His mother's battle with cancer was why he pursued biotechnology at Singapore Polytechnic (SP).
Mr Julian Sng, 18, was just six when his mother, Madam Judy Ng, died of breast cancer in 2002. She was 41.
It was not only her death that made him pursue the subject, but also the choices she made and the way she lived her life.
When he was nine, his father, Mr Anthony Sng, told him about how Madam Ng was given two choices - undergo chemotherapy and treat the cancer but give birth to a disabled child, or delay treatment and risk her life.
The housewife was determined to pick the latter. Doctors gave her six months to live.
Madam Ng gave birth to a healthy boy and raised him for six years before she succumbed to the disease.
The younger Mr Sng hopes to be a researcher one day, working in the field of stem cell research to treat cancer.
His touching story was posted on SP's Facebook page on Dec 22 to inspire potential students and to encourage them to find out more about the courses available at SP during its open house next month.
The second-year student said that he initially blamed himself for his mother's death.
"When I was a kid and playing next to her while she was sick in bed, I kept telling her that she would be fine.
"When I fell sick, I always got better, so I thought she would get well, too.
"It hit me that I didn't do anything for her."
Madam Ng discovered that she had Stage 4 breast cancer when she was pregnant and started treatment only after she gave birth.
For the next few years, she led a normal life as much as possible, caring for her family.
Mr Sng, 54, a manager, said that his wife was a strong woman. "She never showed that she was in pain. We fought a good battle together, till the end."
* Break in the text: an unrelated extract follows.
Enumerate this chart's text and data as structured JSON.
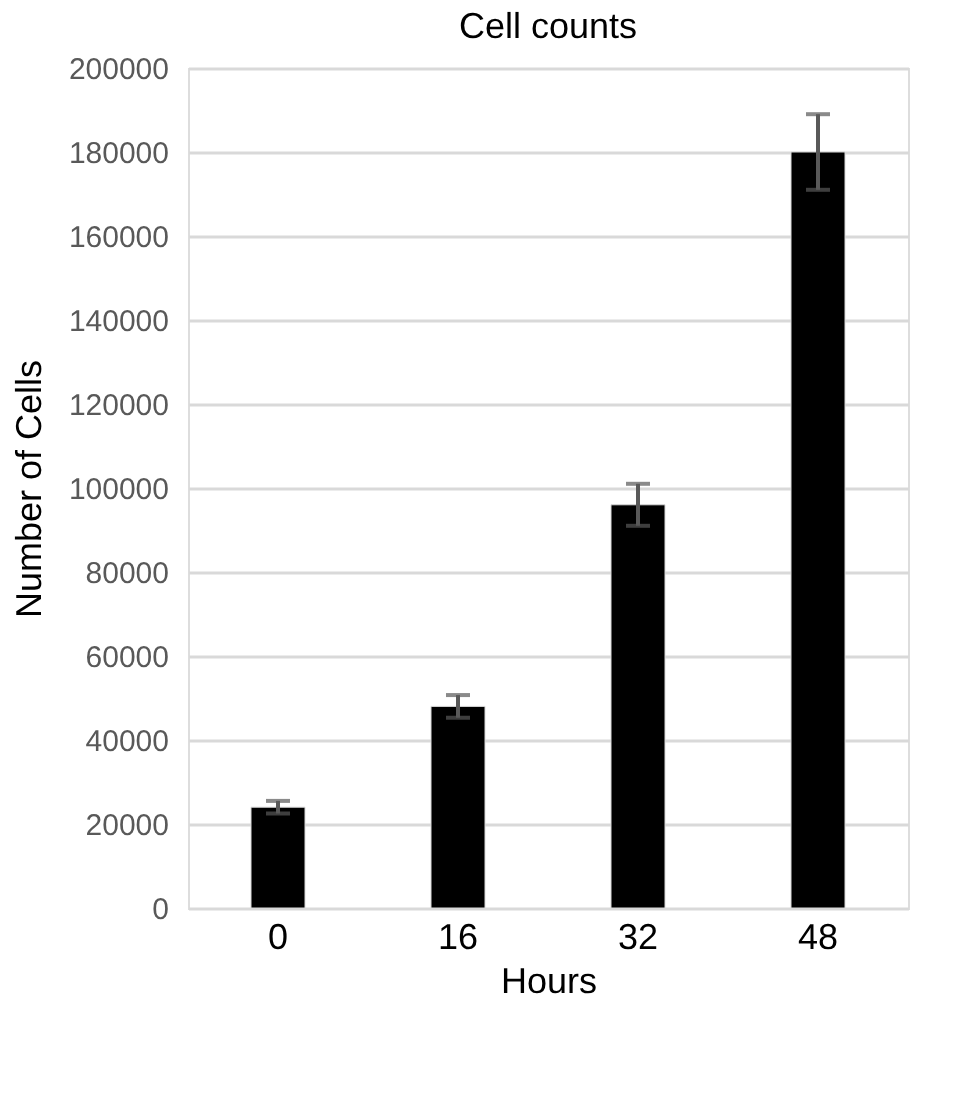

More than 12 years on, the memories of Madam Ng's death are still fresh in her son's mind.
One day in September, his mother let out an agonising scream from her bedroom and his father quickly called the ambulance.
Her face was pale and her fingernails blue, and she was gasping for air as she was carried out on a stretcher.
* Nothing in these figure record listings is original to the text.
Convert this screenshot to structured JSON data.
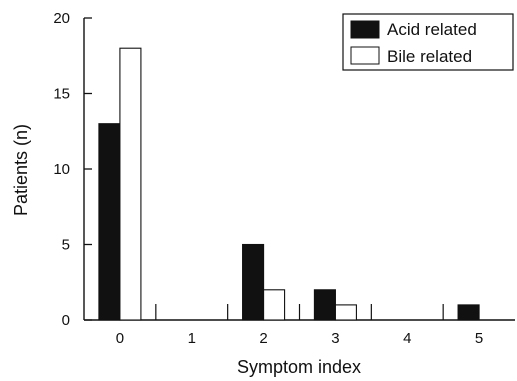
{
  "chart_data": {
    "type": "bar",
    "title": "",
    "xlabel": "Symptom index",
    "ylabel": "Patients (n)",
    "categories": [
      "0",
      "1",
      "2",
      "3",
      "4",
      "5"
    ],
    "series": [
      {
        "name": "Acid related",
        "values": [
          13,
          0,
          5,
          2,
          0,
          1
        ],
        "color": "#111111"
      },
      {
        "name": "Bile related",
        "values": [
          18,
          0,
          2,
          1,
          0,
          0
        ],
        "color": "#ffffff"
      }
    ],
    "ylim": [
      0,
      20
    ],
    "yticks": [
      "0",
      "5",
      "10",
      "15",
      "20"
    ],
    "grid": false,
    "legend_position": "top-right"
  }
}
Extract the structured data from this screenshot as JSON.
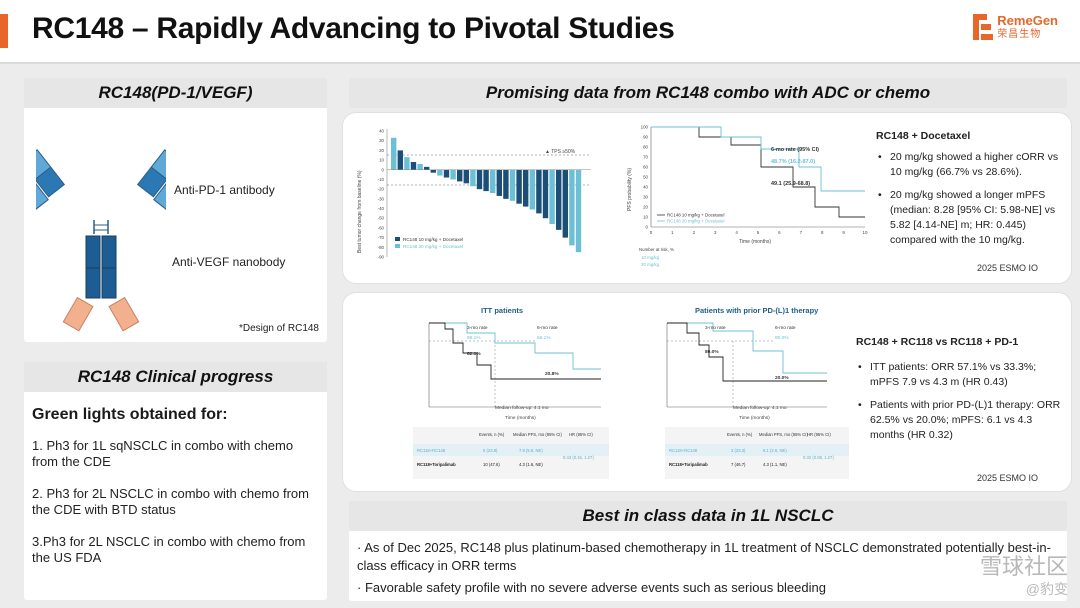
{
  "header": {
    "title": "RC148 – Rapidly Advancing to Pivotal Studies",
    "logo_text": "RemeGen",
    "logo_cn": "荣昌生物"
  },
  "mechanism": {
    "heading": "RC148(PD-1/VEGF)",
    "pd1_label": "Anti-PD-1 antibody",
    "vegf_label": "Anti-VEGF nanobody",
    "note": "*Design of RC148"
  },
  "progress": {
    "heading": "RC148 Clinical progress",
    "subtitle": "Green lights obtained for:",
    "items": [
      "1. Ph3 for 1L sqNSCLC in combo with chemo from the CDE",
      "2. Ph3 for 2L NSCLC in combo with chemo from the CDE with BTD status",
      "3.Ph3 for 2L NSCLC in combo with chemo from the US FDA"
    ]
  },
  "data_section": {
    "heading": "Promising data from RC148 combo with ADC or chemo",
    "card1": {
      "title": "RC148 + Docetaxel",
      "bullets": [
        "20 mg/kg showed a higher cORR vs 10 mg/kg (66.7% vs 28.6%).",
        "20 mg/kg showed a longer mPFS (median: 8.28 [95% CI: 5.98-NE] vs 5.82 [4.14-NE] m; HR: 0.445) compared with the 10 mg/kg."
      ],
      "source": "2025 ESMO IO",
      "waterfall": {
        "ylabel": "Best tumor change from baseline (%)",
        "y_ticks": [
          "40",
          "30",
          "20",
          "10",
          "0",
          "-10",
          "-20",
          "-30",
          "-40",
          "-50",
          "-60",
          "-70",
          "-80",
          "-90"
        ],
        "tps_label": "▲ TPS ≥50%",
        "legend": [
          "RC148 10 mg/kg + Docetaxel",
          "RC148 20 mg/kg + Docetaxel"
        ]
      },
      "km": {
        "ylabel": "PFS probability (%)",
        "xlabel": "Time (months)",
        "rate_label": "6-mo rate (95% CI)",
        "rate_20": "48.7% (16.2-87.0)",
        "rate_10": "49.1 (25.9-68.8)",
        "y_ticks": [
          "100",
          "90",
          "80",
          "70",
          "60",
          "50",
          "40",
          "30",
          "20",
          "10",
          "0"
        ],
        "x_ticks": [
          "0",
          "1",
          "2",
          "3",
          "4",
          "5",
          "6",
          "7",
          "8",
          "9",
          "10"
        ],
        "legend": [
          "RC148 10 mg/kg + Docetaxel",
          "RC148 20 mg/kg + Docetaxel"
        ],
        "risk_label": "Number at risk, %",
        "risk_rows": [
          "10 mg/kg",
          "20 mg/kg"
        ]
      }
    },
    "card2": {
      "title": "RC148 + RC118 vs RC118 + PD-1",
      "bullets": [
        "ITT patients: ORR  57.1% vs 33.3%; mPFS 7.9 vs 4.3 m (HR 0.43)",
        "Patients with prior PD-(L)1 therapy: ORR 62.5% vs 20.0%; mPFS: 6.1 vs 4.3 months (HR 0.32)"
      ],
      "source": "2025 ESMO IO",
      "itt": {
        "title": "ITT patients",
        "rate3": "3-mo rate",
        "rate6": "6-mo rate",
        "val_a": "82.1%",
        "val_b": "66.1%",
        "val_c": "20.8%",
        "val_d": "66.1%",
        "xlabel": "Time (months)",
        "followup": "Median follow-up: 4.1 mo",
        "table_headers": [
          "Events, n (%)",
          "Median PFS, mo (95% CI)",
          "HR (95% CI)"
        ],
        "table_rows": [
          {
            "arm": "RC118+RC148",
            "events": "5 (23.8)",
            "pfs": "7.9 (5.6, NE)",
            "color": "#5aaecc"
          },
          {
            "arm": "RC118+Toripalimab",
            "events": "10 (47.6)",
            "pfs": "4.3 (1.6, NE)",
            "color": "#222"
          }
        ],
        "hr": "0.43 (0.15, 1.27)"
      },
      "prior": {
        "title": "Patients with prior PD-(L)1 therapy",
        "rate3": "3-mo rate",
        "rate6": "6-mo rate",
        "val_a": "80.0%",
        "val_b": "80.0%",
        "val_c": "20.0%",
        "xlabel": "Time (months)",
        "followup": "Median follow-up: 4.1 mo",
        "table_headers": [
          "Events, n (%)",
          "Median PFS, mo (95% CI)",
          "HR (95% CI)"
        ],
        "table_rows": [
          {
            "arm": "RC118+RC148",
            "events": "3 (33.3)",
            "pfs": "6.1 (2.6, NE)",
            "color": "#5aaecc"
          },
          {
            "arm": "RC118+Toripalimab",
            "events": "7 (46.7)",
            "pfs": "4.3 (1.1, NE)",
            "color": "#222"
          }
        ],
        "hr": "0.32 (0.08, 1.27)"
      }
    }
  },
  "best": {
    "heading": "Best in class data in 1L NSCLC",
    "items": [
      "· As of Dec 2025, RC148 plus platinum-based chemotherapy in 1L treatment of NSCLC demonstrated potentially best-in-class efficacy in ORR terms",
      "· Favorable safety profile with no severe adverse events such as serious bleeding"
    ]
  },
  "watermark": {
    "line1": "雪球社区",
    "line2": "@豹变"
  },
  "colors": {
    "accent": "#e8662a",
    "navy": "#1c4f78",
    "teal": "#6cc0d6",
    "dark_blue": "#1f5d8c"
  }
}
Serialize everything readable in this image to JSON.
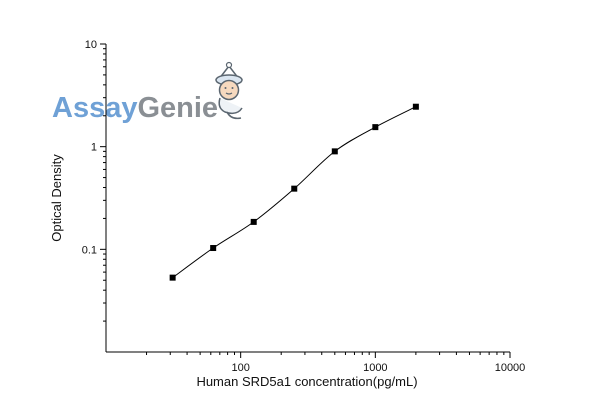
{
  "chart_data": {
    "type": "scatter",
    "xlabel": "Human SRD5a1 concentration(pg/mL)",
    "ylabel": "Optical Density",
    "xscale": "log",
    "yscale": "log",
    "xlim": [
      10,
      10000
    ],
    "ylim": [
      0.01,
      10
    ],
    "xticks": [
      100,
      1000,
      10000
    ],
    "xtick_labels": [
      "100",
      "1000",
      "10000"
    ],
    "yticks": [
      0.1,
      1,
      10
    ],
    "ytick_labels": [
      "0.1",
      "1",
      "10"
    ],
    "grid": false,
    "legend": "none",
    "series": [
      {
        "x": [
          31.25,
          62.5,
          125,
          250,
          500,
          1000,
          2000
        ],
        "y": [
          0.053,
          0.103,
          0.185,
          0.39,
          0.9,
          1.55,
          2.45
        ],
        "marker": "square",
        "color": "#000000",
        "fit": "four-parameter logistic curve"
      }
    ]
  },
  "watermark": {
    "part1": "Assay",
    "part2": "Genie",
    "color1": "#6fa1d6",
    "color2": "#8a8f94",
    "mascot_icon": "genie-mascot-icon"
  }
}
His father described his son as a mature and independent child. Mr Sng recalled his son's words when he lifted him up so that he could see his mother in the coffin.
"He told me: 'Daddy, I will take care of you now'," said Mr Sng, adding that the decision to delay chemotherapy was his wife's and he did not see the need to hide this from his son.
"I always believe in telling the truth to my son. Besides, he could make something out of it."
The younger Mr Sng was offered a place at a junior college through the direct school admission programme, but he chose to study biotechnology at SP.
Biotechnology is the use of living systems or organisms to manipulate them into useful products. In the field of medicine, biotechnology is used in the development of new drugs and medical treatments.
Mr Sng said he was very touched and proud of his son's dream. "We talk about his mother sometimes, and I would always tell Julian that she would have been very proud of him.
"My advice to him has always been the same: Whatever you become, you should never forget to give back to society."
After many talks with his dad, the teen has also come to terms with his mother's death.
Although his time with his mother was short, he said she left a lasting impression on him.
"I remember her telling me that I should always live for myself, and it has become my mantra," he said.
"I'm studying biotechnology because of her, but I'm not doing it for her but for myself."